Hierarchical Kernel Transformer: Multi-Scale Attention with an Information-Theoretic Approximation Analysis

arXiv cs.LG / 4/13/2026

📰 NewsSignals & Early TrendsIdeas & Deep AnalysisModels & Research

Key Points

  • The paper introduces the Hierarchical Kernel Transformer (HKT), a multi-scale attention mechanism that uses trainable causal downsampling at L resolution levels and fuses per-level score matrices with learned convex weights.
  • It provides theoretical analysis showing the hierarchical score matrix can form a positive semidefinite kernel under a sufficient condition and that each scale yields a unique symmetric (reciprocal) and antisymmetric (directional) attention decomposition.
  • The authors derive an approximation-error decomposition with interpretable terms, including an explicit non-Gaussian correction and a geometric decay bound as L increases.
  • HKT is proven to strictly subsume both standard attention and causal convolution, while the total compute is bounded to about 4/3 of standard attention (1.3125x when L=3).
  • Experiments across three datasets (ListOps, sequential CIFAR-10, and IMDB character-level sentiment) report consistent accuracy gains over retrained standard attention baselines at ~1.31x overhead.

Abstract

The Hierarchical Kernel Transformer (HKT) is a multi-scale attention mechanism that processes sequences at L resolution levels via trainable causal downsampling, combining level-specific score matrices through learned convex weights.

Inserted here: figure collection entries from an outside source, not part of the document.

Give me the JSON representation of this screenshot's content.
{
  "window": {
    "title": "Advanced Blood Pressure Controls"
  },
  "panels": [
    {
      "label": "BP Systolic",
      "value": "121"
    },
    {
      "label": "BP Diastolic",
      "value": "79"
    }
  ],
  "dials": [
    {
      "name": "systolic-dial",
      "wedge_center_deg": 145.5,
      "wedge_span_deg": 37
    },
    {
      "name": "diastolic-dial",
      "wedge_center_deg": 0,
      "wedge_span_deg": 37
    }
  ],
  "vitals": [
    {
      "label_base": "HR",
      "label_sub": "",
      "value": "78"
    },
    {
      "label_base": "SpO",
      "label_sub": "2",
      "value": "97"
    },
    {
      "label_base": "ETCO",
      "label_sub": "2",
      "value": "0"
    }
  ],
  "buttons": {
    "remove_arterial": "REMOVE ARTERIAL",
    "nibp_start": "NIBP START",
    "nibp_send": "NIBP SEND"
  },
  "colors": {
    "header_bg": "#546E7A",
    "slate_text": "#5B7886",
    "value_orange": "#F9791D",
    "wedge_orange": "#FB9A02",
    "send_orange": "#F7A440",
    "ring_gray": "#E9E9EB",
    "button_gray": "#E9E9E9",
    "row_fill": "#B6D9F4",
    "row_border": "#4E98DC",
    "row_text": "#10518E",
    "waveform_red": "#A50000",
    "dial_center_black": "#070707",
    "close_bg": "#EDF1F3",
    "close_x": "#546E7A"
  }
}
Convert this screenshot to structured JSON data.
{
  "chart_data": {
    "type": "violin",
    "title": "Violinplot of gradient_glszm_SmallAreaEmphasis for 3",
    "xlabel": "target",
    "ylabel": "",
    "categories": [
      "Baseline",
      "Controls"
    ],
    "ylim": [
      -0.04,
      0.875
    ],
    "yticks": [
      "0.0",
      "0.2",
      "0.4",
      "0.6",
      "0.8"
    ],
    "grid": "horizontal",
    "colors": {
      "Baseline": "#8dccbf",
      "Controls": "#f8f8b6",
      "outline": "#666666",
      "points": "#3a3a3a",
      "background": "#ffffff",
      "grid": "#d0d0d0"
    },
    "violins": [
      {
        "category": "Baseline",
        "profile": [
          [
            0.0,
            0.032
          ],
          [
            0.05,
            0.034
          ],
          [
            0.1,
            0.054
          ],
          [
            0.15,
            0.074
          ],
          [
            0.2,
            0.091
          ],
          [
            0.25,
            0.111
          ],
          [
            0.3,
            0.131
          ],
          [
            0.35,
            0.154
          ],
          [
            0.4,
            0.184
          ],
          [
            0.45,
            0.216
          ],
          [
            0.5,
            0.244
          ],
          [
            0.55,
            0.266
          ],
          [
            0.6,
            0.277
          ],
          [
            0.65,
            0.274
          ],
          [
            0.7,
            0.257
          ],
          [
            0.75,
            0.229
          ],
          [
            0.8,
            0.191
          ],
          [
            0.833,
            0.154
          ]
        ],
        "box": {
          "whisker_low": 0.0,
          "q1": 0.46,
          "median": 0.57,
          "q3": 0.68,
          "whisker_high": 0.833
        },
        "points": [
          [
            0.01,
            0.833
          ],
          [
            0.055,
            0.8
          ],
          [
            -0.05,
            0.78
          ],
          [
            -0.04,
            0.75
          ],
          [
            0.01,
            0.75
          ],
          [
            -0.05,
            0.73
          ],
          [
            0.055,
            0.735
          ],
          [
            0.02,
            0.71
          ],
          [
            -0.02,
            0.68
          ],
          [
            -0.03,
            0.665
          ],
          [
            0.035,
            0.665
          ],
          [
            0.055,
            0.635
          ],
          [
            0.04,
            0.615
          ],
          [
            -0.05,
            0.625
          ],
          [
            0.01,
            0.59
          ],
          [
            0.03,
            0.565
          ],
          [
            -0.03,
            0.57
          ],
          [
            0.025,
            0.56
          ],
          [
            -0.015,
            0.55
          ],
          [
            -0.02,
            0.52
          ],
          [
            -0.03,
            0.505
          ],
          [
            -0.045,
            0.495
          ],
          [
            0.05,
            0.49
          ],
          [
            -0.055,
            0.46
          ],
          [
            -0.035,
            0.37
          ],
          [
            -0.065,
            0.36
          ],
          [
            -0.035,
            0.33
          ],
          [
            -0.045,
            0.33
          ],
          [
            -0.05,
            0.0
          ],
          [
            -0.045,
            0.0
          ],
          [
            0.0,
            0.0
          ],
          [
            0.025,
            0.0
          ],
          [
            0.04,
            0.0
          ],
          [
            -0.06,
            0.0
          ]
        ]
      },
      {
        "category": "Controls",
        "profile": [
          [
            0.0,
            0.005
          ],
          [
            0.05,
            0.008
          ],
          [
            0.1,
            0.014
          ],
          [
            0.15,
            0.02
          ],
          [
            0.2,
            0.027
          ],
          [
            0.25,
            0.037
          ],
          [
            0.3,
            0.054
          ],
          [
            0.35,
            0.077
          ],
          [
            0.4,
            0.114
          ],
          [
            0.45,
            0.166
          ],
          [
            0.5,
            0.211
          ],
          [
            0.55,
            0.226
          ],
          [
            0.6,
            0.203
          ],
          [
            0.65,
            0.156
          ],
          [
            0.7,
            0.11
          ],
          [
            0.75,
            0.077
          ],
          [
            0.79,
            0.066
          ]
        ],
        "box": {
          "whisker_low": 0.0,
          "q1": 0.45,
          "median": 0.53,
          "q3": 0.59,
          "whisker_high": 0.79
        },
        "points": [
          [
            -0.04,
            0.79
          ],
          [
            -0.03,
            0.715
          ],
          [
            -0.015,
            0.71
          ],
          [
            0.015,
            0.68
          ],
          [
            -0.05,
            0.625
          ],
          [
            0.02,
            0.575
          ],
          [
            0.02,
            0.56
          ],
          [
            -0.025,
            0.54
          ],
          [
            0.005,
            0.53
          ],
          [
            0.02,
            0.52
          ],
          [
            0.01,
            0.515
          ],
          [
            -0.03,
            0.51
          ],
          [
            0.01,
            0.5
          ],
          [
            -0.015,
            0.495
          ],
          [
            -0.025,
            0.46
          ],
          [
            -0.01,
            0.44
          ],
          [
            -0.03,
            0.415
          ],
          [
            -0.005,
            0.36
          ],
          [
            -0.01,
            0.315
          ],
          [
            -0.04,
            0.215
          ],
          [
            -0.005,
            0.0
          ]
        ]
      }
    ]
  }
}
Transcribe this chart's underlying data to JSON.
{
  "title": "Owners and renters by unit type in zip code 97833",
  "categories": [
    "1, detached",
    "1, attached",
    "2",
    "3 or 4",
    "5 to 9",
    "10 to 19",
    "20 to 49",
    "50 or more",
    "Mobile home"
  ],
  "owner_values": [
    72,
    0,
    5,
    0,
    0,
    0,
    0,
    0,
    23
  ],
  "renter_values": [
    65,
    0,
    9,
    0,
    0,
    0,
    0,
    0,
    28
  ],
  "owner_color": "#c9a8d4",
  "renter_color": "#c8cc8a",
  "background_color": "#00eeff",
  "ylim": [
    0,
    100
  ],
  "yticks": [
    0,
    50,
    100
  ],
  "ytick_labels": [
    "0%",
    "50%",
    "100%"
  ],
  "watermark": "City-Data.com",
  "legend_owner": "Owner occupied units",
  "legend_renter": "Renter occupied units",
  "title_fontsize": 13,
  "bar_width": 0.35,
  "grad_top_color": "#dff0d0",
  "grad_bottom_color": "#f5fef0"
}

The total computational cost is bounded by 4/3 times that of standard attention, reaching 1.3125x for L = 3. Four theoretical results are established. (i) The hierarchical score matrix defines a positive semidefinite kernel under a sufficient condition on the symmetrised bilinear form (Proposition 3.1). (ii) The asymmetric score matrix decomposes uniquely into a symmetric part controlling reciprocal attention and an antisymmetric part controlling directional attention; HKT provides L independent such pairs across scales, one per resolution level (Propositions 3.5-3.6). (iii) The approximation error decomposes into three interpretable components with an explicit non-Gaussian correction and a geometric decay bound in L (Theorem 4.3, Proposition 4.4). (iv) HKT strictly subsumes single-head standard attention and causal convolution (Proposition 3.4). Experiments over 3 random seeds show consistent gains over retrained standard attention baselines: +4.77pp on synthetic ListOps (55.10+-0.29% vs 50.33+-0.12%, T = 512), +1.44pp on sequential CIFAR-10 (35.45+-0.09% vs 34.01+-0.19%, T = 1,024), and +7.47pp on IMDB character-level sentiment (70.19+-0.57% vs 62.72+-0.40%, T = 1,024), all at 1.31x overhead.